Hepatic Viruses: Hepatitis Viruses A, B, C, D, and E,

• Hepatitis is characterized by inflammation of the liver.
  – Acute hepatitis = Inflammation that lasts less than 6 months
  – Chronic hepatitis = Inflammation that lasts 6 months or longer
  – In some cases, hepatitis can lead to fulminant liver failure; write that this is characterized by rapid, acute livery injury with hepatic encephalopathy.
• Vaccine availability varies for the hepatitis viruses, and there is no vaccine for Hepatitis C virus due to its heterogeneous nature.

Acute hepatitis

• Hepatitis A, B, C, D, and E can cause acute hepatitis.
• Symptoms include: Jaundice, nausea and vomiting, abdominal pain, dark urine, and joint pain, as well as low or no appetite and fatigue.
  – Liver failure is possible with acute hepatitis, but rare.
• General features of acute hepatitis histopathology:
  – Ballooning degeneration: hepatocytes are unusually large, with a “whispy” look
  – Spotty necrosis throughout the liver tissue
  – Mononuclear cell infiltrate
  – Councilman bodies, which are shrunken, acidophilic cells.

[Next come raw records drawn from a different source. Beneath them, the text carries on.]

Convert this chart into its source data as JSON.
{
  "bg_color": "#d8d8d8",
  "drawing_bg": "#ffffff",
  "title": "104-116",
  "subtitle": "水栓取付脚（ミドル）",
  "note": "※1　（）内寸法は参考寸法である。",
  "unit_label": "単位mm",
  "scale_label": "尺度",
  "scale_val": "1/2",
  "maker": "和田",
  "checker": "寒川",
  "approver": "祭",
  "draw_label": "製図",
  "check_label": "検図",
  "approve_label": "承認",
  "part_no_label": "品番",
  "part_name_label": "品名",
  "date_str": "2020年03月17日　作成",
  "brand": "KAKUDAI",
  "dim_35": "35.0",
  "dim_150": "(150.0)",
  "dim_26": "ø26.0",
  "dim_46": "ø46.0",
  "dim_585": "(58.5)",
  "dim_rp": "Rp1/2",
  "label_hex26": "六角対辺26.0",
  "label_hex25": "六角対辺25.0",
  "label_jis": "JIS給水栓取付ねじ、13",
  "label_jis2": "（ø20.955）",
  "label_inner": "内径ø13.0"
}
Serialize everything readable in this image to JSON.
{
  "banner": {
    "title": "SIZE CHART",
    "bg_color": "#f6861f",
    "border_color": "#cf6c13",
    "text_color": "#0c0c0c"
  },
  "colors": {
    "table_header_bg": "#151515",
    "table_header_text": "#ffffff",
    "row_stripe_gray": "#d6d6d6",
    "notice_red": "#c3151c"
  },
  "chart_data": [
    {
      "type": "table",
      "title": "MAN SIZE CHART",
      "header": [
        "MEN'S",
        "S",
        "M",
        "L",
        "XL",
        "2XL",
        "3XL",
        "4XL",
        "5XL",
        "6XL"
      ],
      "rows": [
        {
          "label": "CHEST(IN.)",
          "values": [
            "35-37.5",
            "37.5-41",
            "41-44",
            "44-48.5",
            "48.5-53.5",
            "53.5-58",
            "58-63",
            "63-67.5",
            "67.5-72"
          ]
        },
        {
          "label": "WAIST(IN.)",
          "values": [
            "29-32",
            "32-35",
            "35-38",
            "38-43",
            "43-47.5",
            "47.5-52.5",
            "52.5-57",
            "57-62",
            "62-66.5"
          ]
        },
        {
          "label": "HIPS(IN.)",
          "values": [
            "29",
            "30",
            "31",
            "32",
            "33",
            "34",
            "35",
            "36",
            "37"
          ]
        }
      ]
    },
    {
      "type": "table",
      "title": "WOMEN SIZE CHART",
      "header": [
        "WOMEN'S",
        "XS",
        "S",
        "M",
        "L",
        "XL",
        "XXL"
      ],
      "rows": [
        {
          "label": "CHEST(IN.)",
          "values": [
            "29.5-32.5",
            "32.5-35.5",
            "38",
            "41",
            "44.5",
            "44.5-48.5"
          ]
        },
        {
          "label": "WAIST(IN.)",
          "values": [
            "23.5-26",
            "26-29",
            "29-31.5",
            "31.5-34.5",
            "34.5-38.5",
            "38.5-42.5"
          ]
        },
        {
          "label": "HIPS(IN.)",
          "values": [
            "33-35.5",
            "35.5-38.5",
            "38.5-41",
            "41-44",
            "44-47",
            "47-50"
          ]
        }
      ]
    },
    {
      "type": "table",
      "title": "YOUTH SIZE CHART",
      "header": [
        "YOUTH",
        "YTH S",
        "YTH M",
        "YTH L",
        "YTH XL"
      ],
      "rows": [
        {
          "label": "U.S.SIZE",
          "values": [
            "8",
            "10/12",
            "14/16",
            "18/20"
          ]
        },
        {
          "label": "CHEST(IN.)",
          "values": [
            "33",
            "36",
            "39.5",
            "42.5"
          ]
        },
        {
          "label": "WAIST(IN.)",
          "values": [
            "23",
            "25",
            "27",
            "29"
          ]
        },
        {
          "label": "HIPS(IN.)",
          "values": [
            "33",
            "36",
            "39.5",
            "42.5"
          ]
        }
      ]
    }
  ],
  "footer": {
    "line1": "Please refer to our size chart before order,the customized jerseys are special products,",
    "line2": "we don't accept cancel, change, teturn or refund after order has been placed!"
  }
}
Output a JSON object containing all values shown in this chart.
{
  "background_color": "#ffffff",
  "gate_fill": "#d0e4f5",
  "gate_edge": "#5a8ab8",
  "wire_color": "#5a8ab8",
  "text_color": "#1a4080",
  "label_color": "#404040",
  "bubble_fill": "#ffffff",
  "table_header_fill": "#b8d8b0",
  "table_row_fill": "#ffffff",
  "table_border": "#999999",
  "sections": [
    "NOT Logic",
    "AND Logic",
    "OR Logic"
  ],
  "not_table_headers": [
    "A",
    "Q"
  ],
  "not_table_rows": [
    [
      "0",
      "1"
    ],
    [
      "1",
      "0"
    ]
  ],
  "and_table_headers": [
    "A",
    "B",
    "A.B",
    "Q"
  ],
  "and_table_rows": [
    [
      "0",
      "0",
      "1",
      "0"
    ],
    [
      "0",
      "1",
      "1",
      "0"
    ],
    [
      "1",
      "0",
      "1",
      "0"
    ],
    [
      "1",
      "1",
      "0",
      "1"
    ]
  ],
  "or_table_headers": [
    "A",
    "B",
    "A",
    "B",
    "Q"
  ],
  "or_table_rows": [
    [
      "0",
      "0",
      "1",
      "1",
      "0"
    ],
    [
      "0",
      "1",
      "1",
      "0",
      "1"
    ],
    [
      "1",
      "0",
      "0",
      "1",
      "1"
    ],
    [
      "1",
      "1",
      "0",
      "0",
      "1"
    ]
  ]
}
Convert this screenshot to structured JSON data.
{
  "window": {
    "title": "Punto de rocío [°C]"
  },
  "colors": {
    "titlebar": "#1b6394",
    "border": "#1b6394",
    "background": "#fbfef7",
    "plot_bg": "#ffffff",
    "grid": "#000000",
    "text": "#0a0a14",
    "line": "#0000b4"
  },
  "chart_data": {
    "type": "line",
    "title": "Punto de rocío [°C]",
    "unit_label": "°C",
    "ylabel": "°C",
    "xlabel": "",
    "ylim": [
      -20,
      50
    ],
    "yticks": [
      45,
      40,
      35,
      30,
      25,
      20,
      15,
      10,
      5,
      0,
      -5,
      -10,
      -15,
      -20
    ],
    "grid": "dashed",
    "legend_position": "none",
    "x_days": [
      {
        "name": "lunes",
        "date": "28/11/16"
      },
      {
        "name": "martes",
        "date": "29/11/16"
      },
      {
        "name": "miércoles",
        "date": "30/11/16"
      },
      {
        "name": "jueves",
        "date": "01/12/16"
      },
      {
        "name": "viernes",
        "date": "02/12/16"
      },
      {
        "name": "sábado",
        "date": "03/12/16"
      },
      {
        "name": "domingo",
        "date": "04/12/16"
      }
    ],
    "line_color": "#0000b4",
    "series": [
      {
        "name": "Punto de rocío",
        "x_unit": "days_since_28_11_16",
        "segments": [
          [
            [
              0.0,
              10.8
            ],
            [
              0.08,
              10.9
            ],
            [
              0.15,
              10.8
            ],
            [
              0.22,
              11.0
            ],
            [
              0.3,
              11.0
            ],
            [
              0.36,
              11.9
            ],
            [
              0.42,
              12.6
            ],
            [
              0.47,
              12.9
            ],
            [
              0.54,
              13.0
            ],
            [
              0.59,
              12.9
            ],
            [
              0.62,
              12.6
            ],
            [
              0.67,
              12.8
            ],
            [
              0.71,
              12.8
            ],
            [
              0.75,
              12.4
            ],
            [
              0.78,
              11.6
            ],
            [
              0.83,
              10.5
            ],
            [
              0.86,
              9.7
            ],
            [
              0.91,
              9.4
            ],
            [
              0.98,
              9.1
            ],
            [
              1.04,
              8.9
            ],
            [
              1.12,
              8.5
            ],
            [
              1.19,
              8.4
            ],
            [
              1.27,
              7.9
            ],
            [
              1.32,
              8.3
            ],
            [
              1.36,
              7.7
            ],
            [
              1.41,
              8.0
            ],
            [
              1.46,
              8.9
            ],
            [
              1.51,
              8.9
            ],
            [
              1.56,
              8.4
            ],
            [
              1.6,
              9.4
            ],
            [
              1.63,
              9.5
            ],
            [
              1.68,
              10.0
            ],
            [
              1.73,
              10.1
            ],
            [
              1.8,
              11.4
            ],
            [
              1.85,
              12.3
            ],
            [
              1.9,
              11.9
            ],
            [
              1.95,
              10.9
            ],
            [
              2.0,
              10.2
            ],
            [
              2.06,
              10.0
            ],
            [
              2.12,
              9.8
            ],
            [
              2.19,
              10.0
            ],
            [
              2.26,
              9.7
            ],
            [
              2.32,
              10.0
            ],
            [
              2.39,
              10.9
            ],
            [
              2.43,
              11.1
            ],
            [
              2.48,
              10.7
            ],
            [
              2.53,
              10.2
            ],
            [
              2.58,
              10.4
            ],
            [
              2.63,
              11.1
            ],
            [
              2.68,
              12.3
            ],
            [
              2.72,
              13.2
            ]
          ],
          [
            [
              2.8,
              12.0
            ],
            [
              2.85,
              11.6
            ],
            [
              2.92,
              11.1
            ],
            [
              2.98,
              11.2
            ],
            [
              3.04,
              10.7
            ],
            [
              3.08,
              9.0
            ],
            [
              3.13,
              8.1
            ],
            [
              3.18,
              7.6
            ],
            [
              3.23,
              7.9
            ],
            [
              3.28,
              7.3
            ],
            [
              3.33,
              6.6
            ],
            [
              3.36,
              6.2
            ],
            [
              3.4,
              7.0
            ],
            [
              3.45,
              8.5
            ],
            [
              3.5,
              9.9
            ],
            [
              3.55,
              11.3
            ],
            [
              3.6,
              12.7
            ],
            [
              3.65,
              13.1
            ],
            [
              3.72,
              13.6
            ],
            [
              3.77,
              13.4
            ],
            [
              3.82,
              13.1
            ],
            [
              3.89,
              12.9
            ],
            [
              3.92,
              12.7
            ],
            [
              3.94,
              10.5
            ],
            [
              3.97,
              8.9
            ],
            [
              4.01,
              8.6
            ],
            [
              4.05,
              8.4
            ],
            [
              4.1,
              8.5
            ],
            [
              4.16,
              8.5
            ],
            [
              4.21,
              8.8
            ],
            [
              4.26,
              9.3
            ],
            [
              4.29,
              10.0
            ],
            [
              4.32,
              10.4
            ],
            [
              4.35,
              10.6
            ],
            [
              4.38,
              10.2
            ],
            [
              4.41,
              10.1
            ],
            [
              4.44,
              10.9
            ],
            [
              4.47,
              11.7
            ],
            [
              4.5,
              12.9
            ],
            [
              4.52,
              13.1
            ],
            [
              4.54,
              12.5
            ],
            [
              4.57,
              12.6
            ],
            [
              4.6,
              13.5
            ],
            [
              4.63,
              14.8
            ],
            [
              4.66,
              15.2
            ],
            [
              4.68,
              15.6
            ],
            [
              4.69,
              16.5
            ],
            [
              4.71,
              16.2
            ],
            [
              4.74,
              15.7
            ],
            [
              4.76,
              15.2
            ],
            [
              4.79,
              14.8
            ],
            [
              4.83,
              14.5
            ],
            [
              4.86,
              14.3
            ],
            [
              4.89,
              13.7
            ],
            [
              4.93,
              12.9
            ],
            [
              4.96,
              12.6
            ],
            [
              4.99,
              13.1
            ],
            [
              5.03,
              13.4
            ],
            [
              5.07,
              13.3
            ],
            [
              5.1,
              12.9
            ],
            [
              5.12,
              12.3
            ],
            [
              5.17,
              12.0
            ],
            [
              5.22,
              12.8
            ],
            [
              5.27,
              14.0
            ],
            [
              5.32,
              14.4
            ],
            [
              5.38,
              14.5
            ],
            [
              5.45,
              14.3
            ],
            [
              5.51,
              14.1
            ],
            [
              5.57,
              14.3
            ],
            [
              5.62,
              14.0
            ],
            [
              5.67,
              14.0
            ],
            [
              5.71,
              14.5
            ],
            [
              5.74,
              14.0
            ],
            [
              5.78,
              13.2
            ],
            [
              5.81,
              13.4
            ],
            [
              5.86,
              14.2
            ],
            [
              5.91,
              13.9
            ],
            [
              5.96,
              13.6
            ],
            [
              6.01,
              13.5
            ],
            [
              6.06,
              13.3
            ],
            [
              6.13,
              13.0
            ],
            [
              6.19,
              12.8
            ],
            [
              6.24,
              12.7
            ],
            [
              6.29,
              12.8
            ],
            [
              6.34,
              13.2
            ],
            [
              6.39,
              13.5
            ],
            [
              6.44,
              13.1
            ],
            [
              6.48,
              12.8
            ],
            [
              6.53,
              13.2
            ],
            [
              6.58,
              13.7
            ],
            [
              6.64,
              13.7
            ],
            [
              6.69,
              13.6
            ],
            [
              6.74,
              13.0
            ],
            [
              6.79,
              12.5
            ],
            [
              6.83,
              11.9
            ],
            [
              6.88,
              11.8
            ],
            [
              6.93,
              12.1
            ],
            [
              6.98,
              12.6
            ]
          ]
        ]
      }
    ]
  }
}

• Hepatitis A and E only cause acute hepatitis, not chronic.
  – Both viruses are transmitted via the fecal-oral route, often via contaminated water.
  – No carrier state for these Hepatitis viruses.
  – Both typically cause mild and self-limiting acute hepatitis; fulminant liver failure is possible but rare.
  – An important exception is that Hepatitis E infection has high mortality rates in pregnant women, especially during the third trimester.

Chronic hepatitis

• Caused by Hepatitis B, D, and C.
• Chronic infections can lead to scarring, cirrhosis, and cancer.
  – Smoking, alcohol use, age, sex, and population seem to increase the risk of disease progression.
• Hepatitis viruses B, D, and C are transmitted via body fluids
  – Carrier states exist
  – Hepatitis B can be transmitted from mother to neonate during childbirth.
  – Hepatitis C often produces extra-hepatic effects, including cryoglobulinemia vasculitis and B-cell non-Hodgkin’s lymphoma, and other immune mediated and inflammation mediated diseases.
  – Hepatitis D is often called the “Delta agent”; though infection with Hepatitis D, alone, does not produce illness, when combined with Hepatitis B, it makes infection worseand increases the risk of Fulminant liver failure.
• Hallmarks of Hepatitis B and C histopathology:
  – Hepatitis B often produces “ground glass” hepatocytes; the tiny grains in the cytoplasm are from viral protein accumulation.
  – Hepatitis C infection is characterized by lymphocyte aggregates and follicles, especially around the portal tracts;
  bile ducts are often damaged, and, steatosis (also called fatty change) can also occur.